Just as with FaceApp, it was ZAO’s privacy policy as much as its technology that raised concerns. Again, over the rights granted by users to the developers over the uploaded images. And it’s not helped by the security risks inherent in identity manipulation.

Such was the strength of those concerns, that China’s leading messaging platform WeChat restricted access to the app. Invites and links were prohibited, with the TenCent-owned platform citing “security risks” in its decision.

Now CNN has reported that ZAO (owned by NASDAQ-listed Momo Inc) has responded to this backlash and changed its end-user agreement to reflect all the “concerns about privacy and safety issues.” As a publicly listed company, this was likely an easy decision to make given the strength of feeling around the world.

ZAO’s user agreement was criticized for asking users to cede too many rights over their images and data than were necessary to run the service. Exactly the same issue that caused such a backlash against FaceApp. Now ZAO “will try its best” to only use content “within a reasonable, necessary and expressly stated extent.”

“This is a new product,” the developers said on Tuesday [September 3] on the Chinese site Weibo. “We were indeed inconsiderate about people’s core concerns.” The developers have also made clear that ownership of the image and data rights is not changed by the agreement—it stays with the user.

There is always going to be enhanced sensitivity when a viral application harvests facial images and then deploys AI to manipulate those images—again, just as with FaceApp. The security risks associated with the interchangeable identities of deepfakes has already raised material concerns, making such manipulation more accessible just makes that worse.
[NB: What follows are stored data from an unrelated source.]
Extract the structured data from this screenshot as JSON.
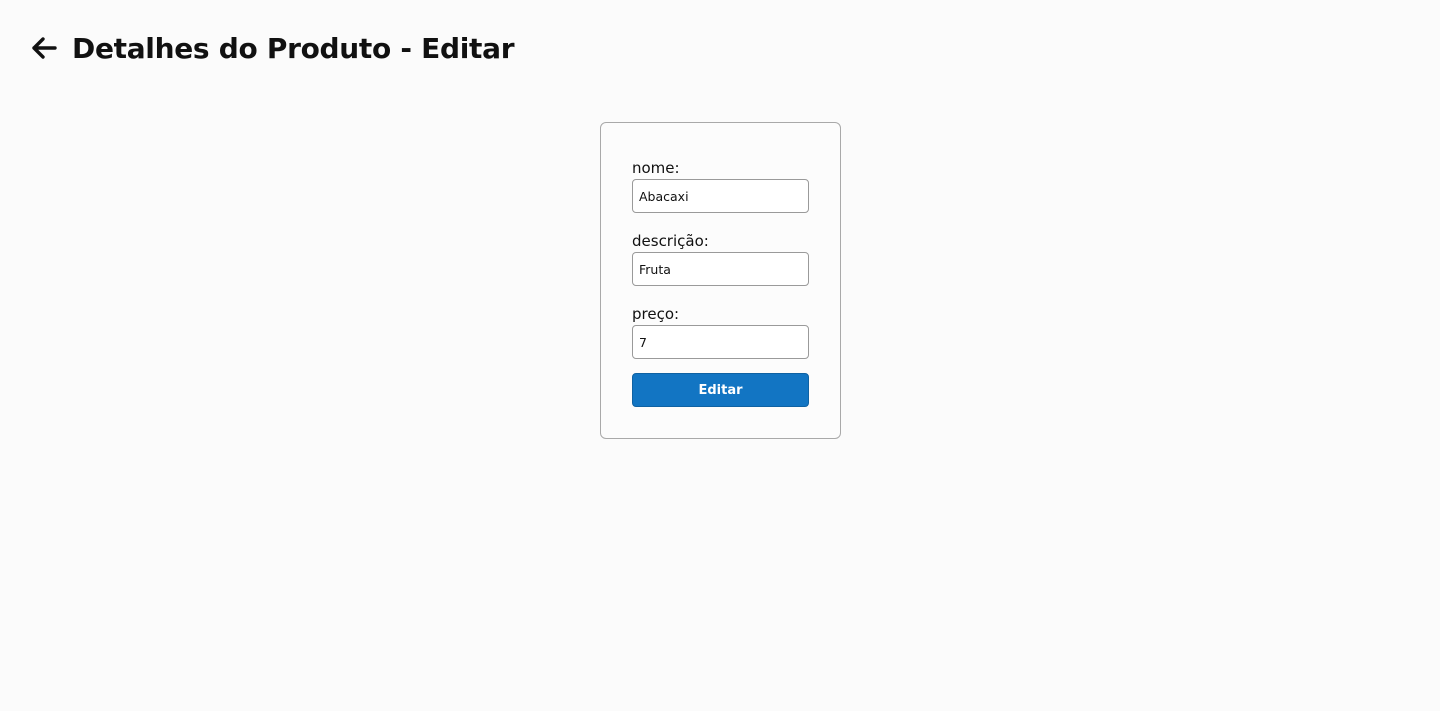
{
  "header": {
    "back_icon": "arrow-left-icon",
    "title": "Detalhes do Produto - Editar"
  },
  "form": {
    "fields": [
      {
        "label": "nome:",
        "value": "Abacaxi"
      },
      {
        "label": "descrição:",
        "value": "Fruta"
      },
      {
        "label": "preço:",
        "value": "7"
      }
    ],
    "submit_label": "Editar"
  },
  "colors": {
    "accent": "#1275c3",
    "background": "#fbfbfb",
    "border": "#a9a9a9"
  }
}
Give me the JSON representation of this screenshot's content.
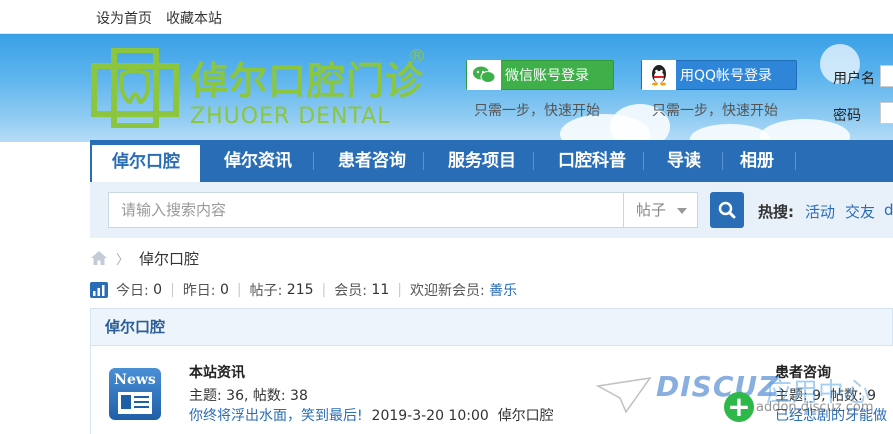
{
  "topbar": {
    "set_home": "设为首页",
    "bookmark": "收藏本站"
  },
  "logo": {
    "name_cn": "倬尔口腔门诊",
    "registered": "®",
    "name_en": "ZHUOER DENTAL",
    "color": "#8cc63f"
  },
  "login": {
    "wechat_label": "微信账号登录",
    "wechat_hint": "只需一步，快速开始",
    "qq_label": "用QQ帐号登录",
    "qq_hint": "只需一步，快速开始",
    "username_label": "用户名",
    "password_label": "密码"
  },
  "nav": {
    "items": [
      {
        "label": "倬尔口腔",
        "active": true
      },
      {
        "label": "倬尔资讯",
        "active": false
      },
      {
        "label": "患者咨询",
        "active": false
      },
      {
        "label": "服务项目",
        "active": false
      },
      {
        "label": "口腔科普",
        "active": false
      },
      {
        "label": "导读",
        "active": false
      },
      {
        "label": "相册",
        "active": false
      }
    ],
    "color": "#2a6db7"
  },
  "search": {
    "placeholder": "请输入搜索内容",
    "type_selected": "帖子",
    "hot_label": "热搜:",
    "hot_links": [
      "活动",
      "交友",
      "d"
    ]
  },
  "breadcrumb": {
    "current": "倬尔口腔"
  },
  "stats": {
    "today_label": "今日:",
    "today": "0",
    "yesterday_label": "昨日:",
    "yesterday": "0",
    "posts_label": "帖子:",
    "posts": "215",
    "members_label": "会员:",
    "members": "11",
    "welcome_label": "欢迎新会员:",
    "new_member": "善乐"
  },
  "forum_group": {
    "title": "倬尔口腔",
    "forums": [
      {
        "icon_text": "News",
        "name": "本站资讯",
        "stats": "主题: 36, 帖数: 38",
        "last_title": "你终将浮出水面，笑到最后!",
        "last_time": "2019-3-20 10:00",
        "last_author": "倬尔口腔"
      },
      {
        "name": "患者咨询",
        "stats": "主题: 9, 帖数: 9",
        "last_title": "已经悲剧的牙能做"
      }
    ]
  },
  "watermark": {
    "brand": "DISCUZ",
    "cn": "应用中心",
    "url": "addon.discuz.com"
  }
}
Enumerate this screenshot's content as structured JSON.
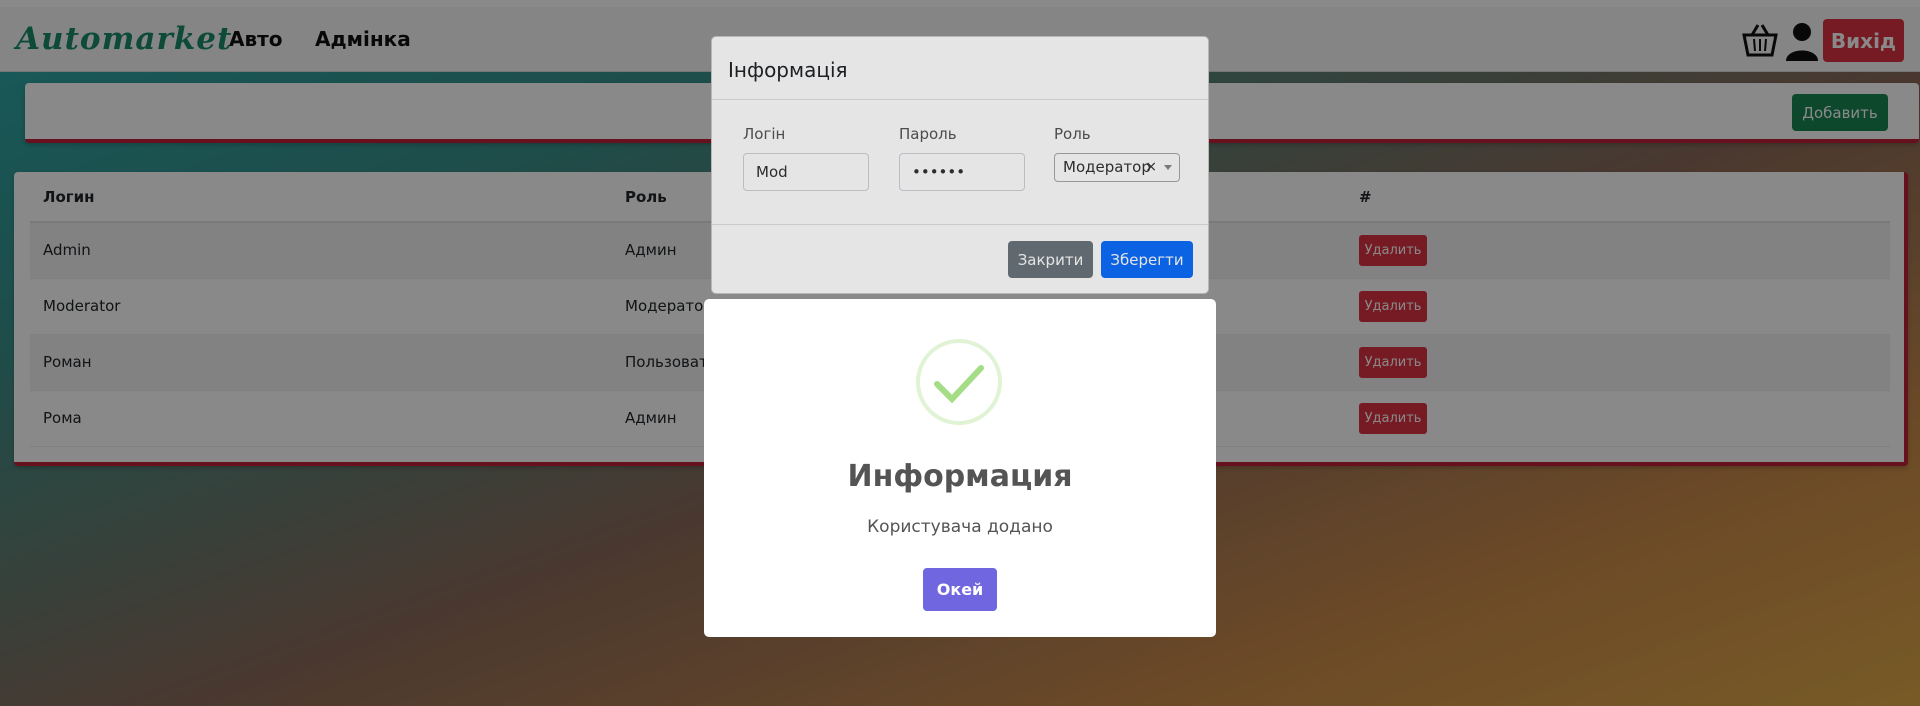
{
  "navbar": {
    "brand": "Automarket",
    "links": [
      "Авто",
      "Адмінка"
    ],
    "logout_label": "Вихід"
  },
  "toolbar": {
    "add_label": "Добавить"
  },
  "table": {
    "headers": [
      "Логин",
      "Роль",
      "#"
    ],
    "rows": [
      {
        "login": "Admin",
        "role": "Админ",
        "action": "Удалить"
      },
      {
        "login": "Moderator",
        "role": "Модератор",
        "action": "Удалить"
      },
      {
        "login": "Роман",
        "role": "Пользователь",
        "action": "Удалить"
      },
      {
        "login": "Рома",
        "role": "Админ",
        "action": "Удалить"
      }
    ]
  },
  "edit_modal": {
    "title": "Інформація",
    "login_label": "Логін",
    "login_value": "Mod",
    "password_label": "Пароль",
    "password_value": "••••••",
    "role_label": "Роль",
    "role_value": "Модератор",
    "role_clear": "×",
    "close_label": "Закрити",
    "save_label": "Зберегти"
  },
  "alert": {
    "title": "Информация",
    "text": "Користувача додано",
    "ok_label": "Окей",
    "success_color": "#a5dc86"
  }
}
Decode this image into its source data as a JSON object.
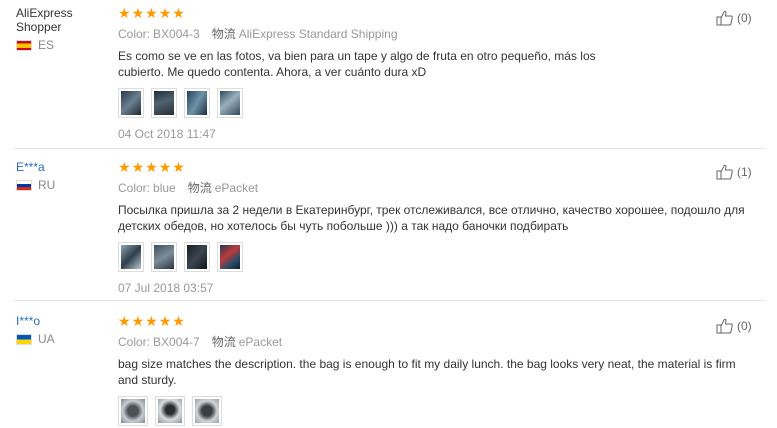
{
  "reviews": [
    {
      "user": "AliExpress Shopper",
      "country": "ES",
      "flag": "flag-es",
      "rating": 5,
      "color_label": "Color:",
      "color_value": "BX004-3",
      "ship_label": "物流",
      "ship_value": "AliExpress Standard Shipping",
      "text": "Es como se ve en las fotos, va bien para un tape y algo de fruta en otro pequeño, más los cubierto. Me quedo contenta. Ahora, a ver cuánto dura xD",
      "photo_count": 4,
      "date": "04 Oct 2018 11:47",
      "helpful": "(0)"
    },
    {
      "user": "E***a",
      "country": "RU",
      "flag": "flag-ru",
      "rating": 5,
      "color_label": "Color:",
      "color_value": "blue",
      "ship_label": "物流",
      "ship_value": "ePacket",
      "text": "Посылка пришла за 2 недели в Екатеринбург, трек отслеживался, все отлично, качество хорошее, подошло для детских обедов, но хотелось бы чуть побольше ))) а так надо баночки подбирать",
      "photo_count": 4,
      "date": "07 Jul 2018 03:57",
      "helpful": "(1)"
    },
    {
      "user": "I***o",
      "country": "UA",
      "flag": "flag-ua",
      "rating": 5,
      "color_label": "Color:",
      "color_value": "BX004-7",
      "ship_label": "物流",
      "ship_value": "ePacket",
      "text": "bag size matches the description. the bag is enough to fit my daily lunch. the bag looks very neat, the material is firm and sturdy.",
      "photo_count": 3,
      "date": "",
      "helpful": "(0)"
    }
  ],
  "colors": {
    "star": "#ff9900",
    "link": "#2a6bbf"
  },
  "icons": {
    "like": "thumbs-up-icon",
    "rating": "star-icon"
  }
}
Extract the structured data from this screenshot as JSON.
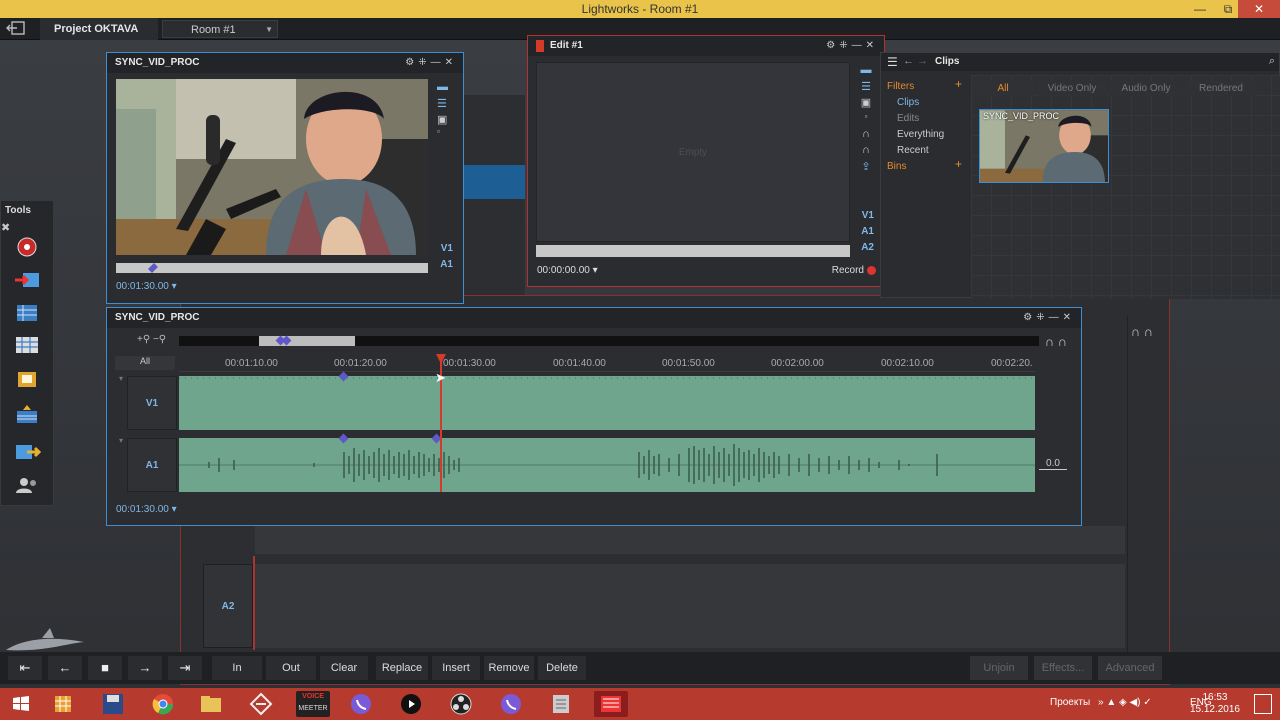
{
  "os": {
    "title": "Lightworks - Room #1",
    "min": "—",
    "max": "⧉",
    "close": "✕"
  },
  "appbar": {
    "exit_icon": "exit-icon",
    "project": "Project OKTAVA",
    "room": "Room #1"
  },
  "tools": {
    "title": "Tools"
  },
  "source_viewer": {
    "title": "SYNC_VID_PROC",
    "timecode": "00:01:30.00",
    "tracks": [
      "V1",
      "A1"
    ]
  },
  "edit_viewer": {
    "title": "Edit #1",
    "empty_text": "Empty",
    "timecode": "00:00:00.00",
    "record": "Record",
    "tracks": [
      "V1",
      "A1",
      "A2"
    ]
  },
  "clips": {
    "title": "Clips",
    "filters": "Filters",
    "bins": "Bins",
    "filter_items": [
      "Clips",
      "Edits",
      "Everything",
      "Recent"
    ],
    "tabs": [
      "All",
      "Video Only",
      "Audio Only",
      "Rendered"
    ],
    "thumb_caption": "SYNC_VID_PROC"
  },
  "timeline": {
    "title": "SYNC_VID_PROC",
    "all": "All",
    "ticks": [
      "00:01:10.00",
      "00:01:20.00",
      "00:01:30.00",
      "00:01:40.00",
      "00:01:50.00",
      "00:02:00.00",
      "00:02:10.00",
      "00:02:20."
    ],
    "tracks": [
      "V1",
      "A1"
    ],
    "timecode": "00:01:30.00",
    "gain": "0.0"
  },
  "bg_timeline": {
    "track": "A2"
  },
  "bottombar": {
    "buttons": [
      "In",
      "Out",
      "Clear",
      "Replace",
      "Insert",
      "Remove",
      "Delete"
    ],
    "right_buttons": [
      "Unjoin",
      "Effects...",
      "Advanced"
    ]
  },
  "taskbar": {
    "tray_label": "Проекты",
    "lang": "ENG",
    "time": "16:53",
    "date": "15.12.2016",
    "voicemeeter_line1": "VOICE",
    "voicemeeter_line2": "MEETER"
  },
  "colors": {
    "accent_blue": "#3f8fd0",
    "accent_red": "#b03232",
    "lane": "#6fa58d",
    "orange": "#e58a2e"
  }
}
And, on this subject, ZAO has assured that no “facial biometric data” will be stored and all other information will be deleted in line with data regulations. “We’ve also adopted several safety measures,” the developers added, “including storage encryption.”

“One can expect the privacy policies surrounding the app to adapt and change to reflect user concerns,” I said on Monday—which is exactly what has now happened. “And then,” I added, “we can focus on the ease of mass deployment of a powerful deepfake application, which in itself raises all kinds of concerns.”

And that’s now where we find ourselves—and this debate will be much harder to resolve, with significantly more serious implications.